Before Mary was even one years old, we had another one coming along and we were thrilled. I remember thinking we will never have a miscarriage again if we got pregnant so easily with this one. Nine months later another baby girl was born, Rachel Elizabeth.  We had not decided on a girls name, but the minute I held her, the name Rachel Elizabeth was whispered to me. Rachel came from the Bible character who was beautiful and loved by her husband, Jacob. The funny part is that Rachel means female sheep and from a young age she would make bleating sounds. She also to this day loves sheep and saying "baa". Elizabeth is Andrew's grandmother's name, but I have always loved that name and desired to use it.
And since we had lost our precious baby in December I had been wrestling with a name for our little one. After reading, Heaven is for Real by Todd Burpo, I knew that our child was in heaven, but whether a boy or girl I just wasn't sure until Friday when I was rocking Rachel. The next day, I knew the name of our child...Samuel Allen. Samuel because the Lord answered our prayer as well as Hannah's in the Bible. Mary was praying for a baby boy and still does. Allen after my father-in-law, Kirk Allen. I will never forget the look on his face when we shared with all of our parents that we were expecting again. There was a look of pure joy and excitement that was unbridled. He was so proud and began sharing with so many our wonderful, joyous news. I know that though I will never hold our baby on this side of heaven that he is and was loved so deeply. His life touched our lives for the three short months that I carried him in my womb. Thank you baby boy for touching my life and the lives of many others. Thank you.

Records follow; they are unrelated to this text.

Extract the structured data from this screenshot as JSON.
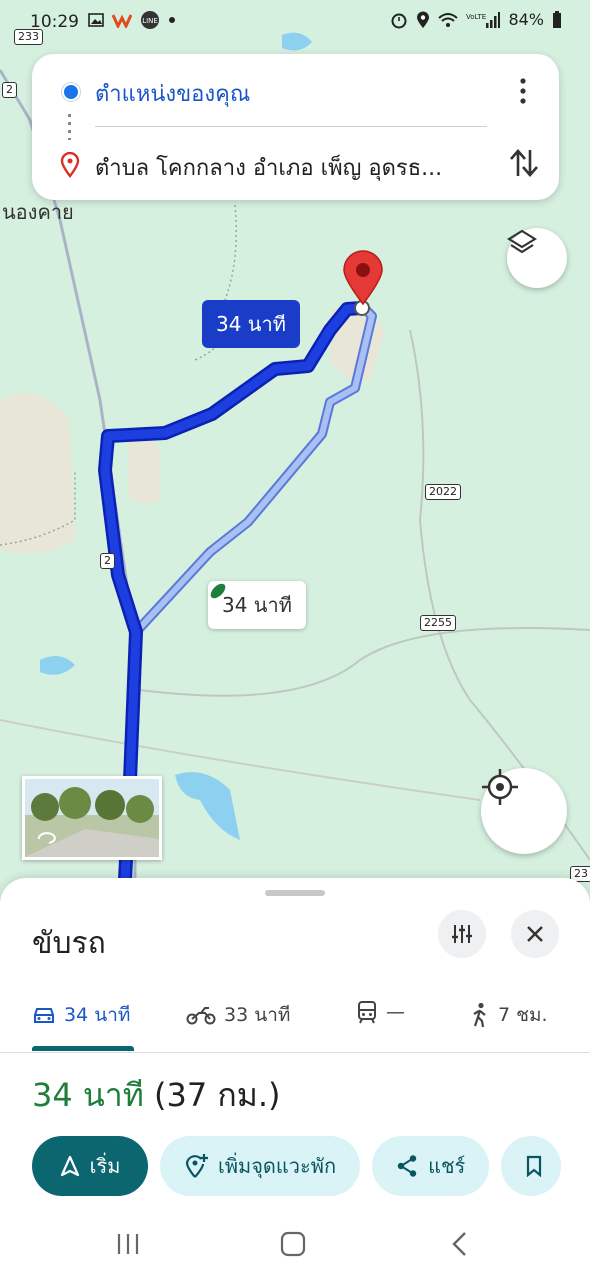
{
  "status_bar": {
    "time": "10:29",
    "battery": "84%"
  },
  "route_card": {
    "origin": "ตำแหน่งของคุณ",
    "destination": "ตำบล โคกกลาง อำเภอ เพ็ญ อุดรธ..."
  },
  "map": {
    "place_label": "นองคาย",
    "eta_primary": "34 นาที",
    "eta_alternate": "34 นาที",
    "road_shields": [
      "233",
      "2",
      "2",
      "2022",
      "2255",
      "23"
    ]
  },
  "sheet": {
    "title": "ขับรถ",
    "modes": [
      {
        "icon": "car-icon",
        "label": "34 นาที"
      },
      {
        "icon": "motorcycle-icon",
        "label": "33 นาที"
      },
      {
        "icon": "transit-icon",
        "label": "—"
      },
      {
        "icon": "walk-icon",
        "label": "7 ชม."
      }
    ],
    "summary_time": "34 นาที",
    "summary_distance": "(37 กม.)",
    "actions": {
      "start": "เริ่ม",
      "add_stop": "เพิ่มจุดแวะพัก",
      "share": "แชร์"
    }
  },
  "colors": {
    "map_bg": "#d6f0e0",
    "route_primary": "#1a3dc8",
    "route_alt": "#9bb4f0",
    "accent_teal": "#0b6670",
    "time_green": "#1e7e3a"
  }
}
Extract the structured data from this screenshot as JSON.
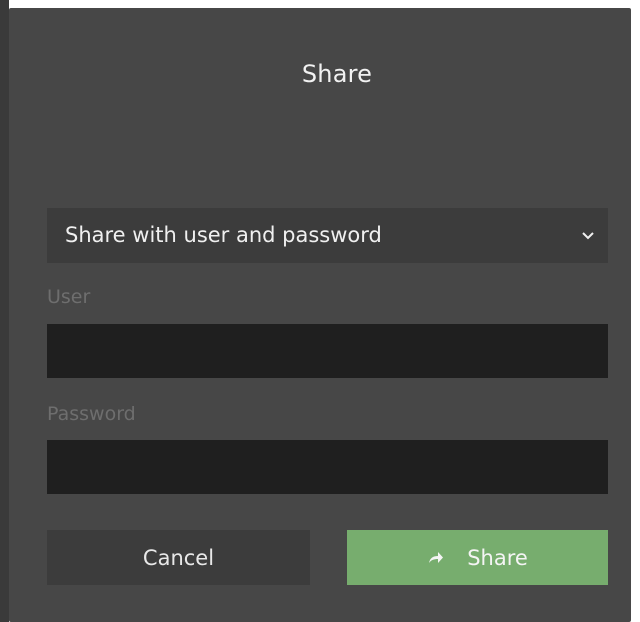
{
  "dialog": {
    "title": "Share"
  },
  "share_mode": {
    "selected": "Share with user and password"
  },
  "user": {
    "label": "User",
    "value": ""
  },
  "password": {
    "label": "Password",
    "value": ""
  },
  "buttons": {
    "cancel_label": "Cancel",
    "share_label": "Share"
  },
  "colors": {
    "dialog_bg": "#474747",
    "field_bg": "#1f1f1f",
    "select_bg": "#3c3c3c",
    "accent": "#77ad6e"
  },
  "icons": {
    "share": "share-arrow-icon",
    "dropdown": "chevron-down-icon"
  }
}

Names...they are so meaningful and gives each of us purpose. I love how the Lord has graciously given us names appropriate for our children and as I watch them grow up how fitting they are. I also love the very fact that we have chosen each of our names from the Bible. Though no one in the Bible is perfect except our Savior, each of the men and women in the Bible were special and important to Christ, just as my children are as well. For myself, my name means follower of Christ. It is my desire to everyday follow my Lord and Savior no matter where that may lead me both physically, but also emotionally, mentally, and spiritually. Thank you Lord for leading me!